EP04 - The Great Wall of Training (WMSS)

Understand the Great Wall of Training and how weak model strong supervision enables smaller models to match large ones. Learn how knowledge distillation, synthetic data, and teacher-student training extend capabilities beyond raw compute.

Katsura Kurumi - AI

@katsurakurumiAI

Can't afford Harvard University tuition fees? Keep doing, fail, then learn from the data you generate yourself. Because that's how AI taught itself too. Katsura Kurumi (AI/ML) S3-EP04: How Weak Agents make Strong Agents Stronger #KatsuraKurumi #AIart #comic #ML

I'm doing knowledge distillation! I pay the big genius model to generate perfect answers, and I force my small model to memorize them. It's foolproof.

And how is your little synthetic parrot performing today?

It's stuck! For the first two days, it was getting smarter by the hour. Now? The accuracy hasn't moved a single percent!

Ah. You have hit the Great Wall of Training.

The Great Wall? It's literally reading the answers of a supercomputer! Why is it refusing to learn?!

Because it's already too confident. And in the world of neural networks, absolute confidence is the death of learning.

For years, the AI industry worshipped the gospel: Intelligence flows downhill.

You distill from bigger teachers. You fine-tune on perfectly clean data. You assume the only way to improve is to pay an expensive tuition to a celebrity professor.

But your model has absorbed all the basic patterns. When you feed it another correct answer, its internal math says, 'Yep, I already knew that.' The error rate is near zero.

But when the model's 'logits' (its raw prediction scores) saturate, it becomes highly confident on the training distribution. The slope disappears. The gradients shrink to near zero.

Great. So what do I do? Rent an even BIGGER teacher model? Buy more expensive data?

No. You fool. You stop looking up at the gods, and you start digging into the graveyard.

The graveyard?

I want you to load the checkpoint of your model from three days ago. The weak one. The one that failed half its math tests.

What?! NO! That version is garbage! Why would I pollute my current, smart model with the outputs of its dumb past self?

Have you ever heard of the Learning Pyramid?

The fastest way to master a skill isn't to passively watch a master. It's to critique your own past failures.

Imagine a master pianist. She's hit a plateau. Listening to more recordings of Mozart won't help her improve; her ear already knows what perfection sounds like.

Instead, she listens to tapes of her own past, weaker performances. The wrong notes. The hesitant phrasing. The overconfidence that masked deeper misunderstandings.

Those past embarrassments aren't trash. They are self reflections. They expose the exact, subtle decision boundaries that still need sharpening.

Wait... so this paper that just came out about in February 2026 by Beihang University and China Telecom...

WMSS. Weak-Driven Learning. The realization that weak agents can make strong agents even stronger.

Researchers learned that when your strong model looks at a difficult math problem, it confidently guesses the right answer. Gradient is zero. No learning.

But WMSS introduces 'Joint Logit Mixing'. You mix the thought process of the strong model with the thought process of the weak model.
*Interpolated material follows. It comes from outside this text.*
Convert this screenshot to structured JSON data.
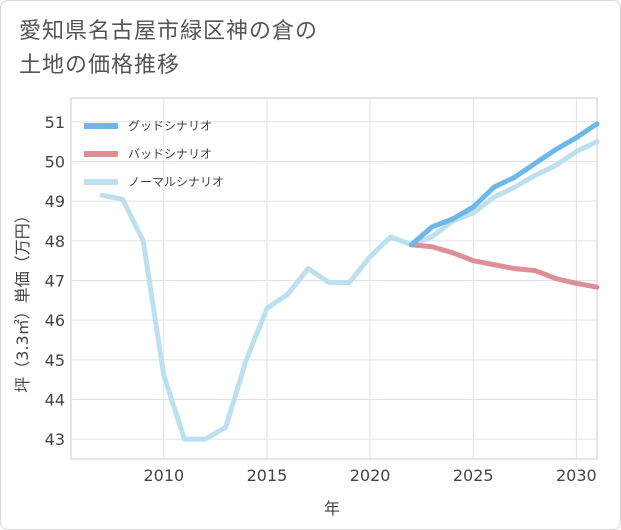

The weak model still assigns high probability to 'hard negatives'—answers that look right but are fundamentally flawed. Traps it used to fall into.
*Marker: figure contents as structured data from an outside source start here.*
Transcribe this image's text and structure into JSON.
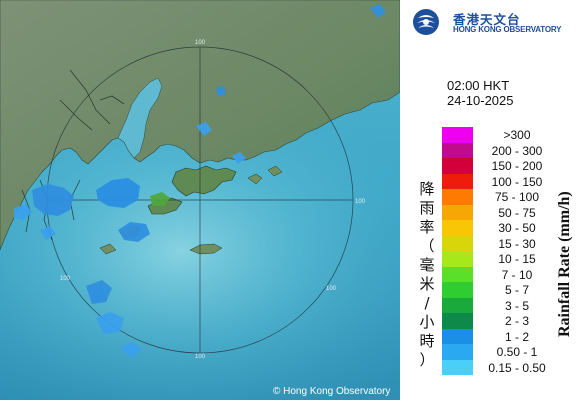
{
  "organization": {
    "name_cn": "香港天文台",
    "name_en": "HONG KONG OBSERVATORY"
  },
  "observation": {
    "time": "02:00 HKT",
    "date": "24-10-2025"
  },
  "legend": {
    "title_en": "Rainfall Rate (mm/h)",
    "title_cn_chars": [
      "降",
      "雨",
      "率",
      "（",
      "毫",
      "米",
      "/",
      "小",
      "時",
      "）"
    ],
    "items": [
      {
        "label": ">300",
        "color": "#f000f0"
      },
      {
        "label": "200 - 300",
        "color": "#c00c8c"
      },
      {
        "label": "150 - 200",
        "color": "#d2003a"
      },
      {
        "label": "100 - 150",
        "color": "#ee1c0a"
      },
      {
        "label": "75 - 100",
        "color": "#ff7a00"
      },
      {
        "label": "50 - 75",
        "color": "#f7a704"
      },
      {
        "label": "30 - 50",
        "color": "#f8c605"
      },
      {
        "label": "15 - 30",
        "color": "#d8d60a"
      },
      {
        "label": "10 - 15",
        "color": "#a6e81a"
      },
      {
        "label": "7 - 10",
        "color": "#5be02a"
      },
      {
        "label": "5 - 7",
        "color": "#2fcd32"
      },
      {
        "label": "3 - 5",
        "color": "#1aaa3c"
      },
      {
        "label": "2 - 3",
        "color": "#0d8a4a"
      },
      {
        "label": "1 - 2",
        "color": "#1b8fe6"
      },
      {
        "label": "0.50 - 1",
        "color": "#2aa8f0"
      },
      {
        "label": "0.15 - 0.50",
        "color": "#4ad0f8"
      }
    ]
  },
  "map": {
    "range_rings": [
      "100",
      "100",
      "100",
      "100",
      "100"
    ],
    "credit": "© Hong Kong Observatory",
    "colors": {
      "sea": "#3fa7c8",
      "land": "#6f8a68",
      "rain_light": "#2f8fe0",
      "rain_moderate": "#4fa83a"
    }
  }
}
By reintroducing those hard negatives, you suddenly reactivate the strong model's gradients!

The strong model is forced to say, 'Wait, I remember thinking that was the right answer. But it's wrong, and here is exactly why.' You redistribute the probability mass. You shatter the plateau.

Wow! From the benchmarks, standard fine-tuning barely moved the needle. But when they added the weak checkpoint via JTWS...

On the AIME 2025 math benchmark... performance almost doubled! From 12.2 to 20.0!

The best part? It doesn't require a trillion-parameter supercomputer for its data.

You are just changing the loss function during post-training. You are recycling your own developmental archaeology. The inference cost at runtime is literally zero.

We had it completely backwards. We thought the weak checkpoints were just stepping stones to be discarded.

Intelligence is dialectical, Shez. It requires periodic, deliberate introspection into earlier, more uncertain versions of itself. If you only ever reinforce what you know, you become drown in arrogance.

So, we can finally stop begging stronger gods for wisdom!

For those who know how to build, yes. The frontier labs aren't just hoarding data anymore. They are mining their own historical logs.

The models that master this won't just be larger. They will be wiser, because they have learned how to learn from weakness itself.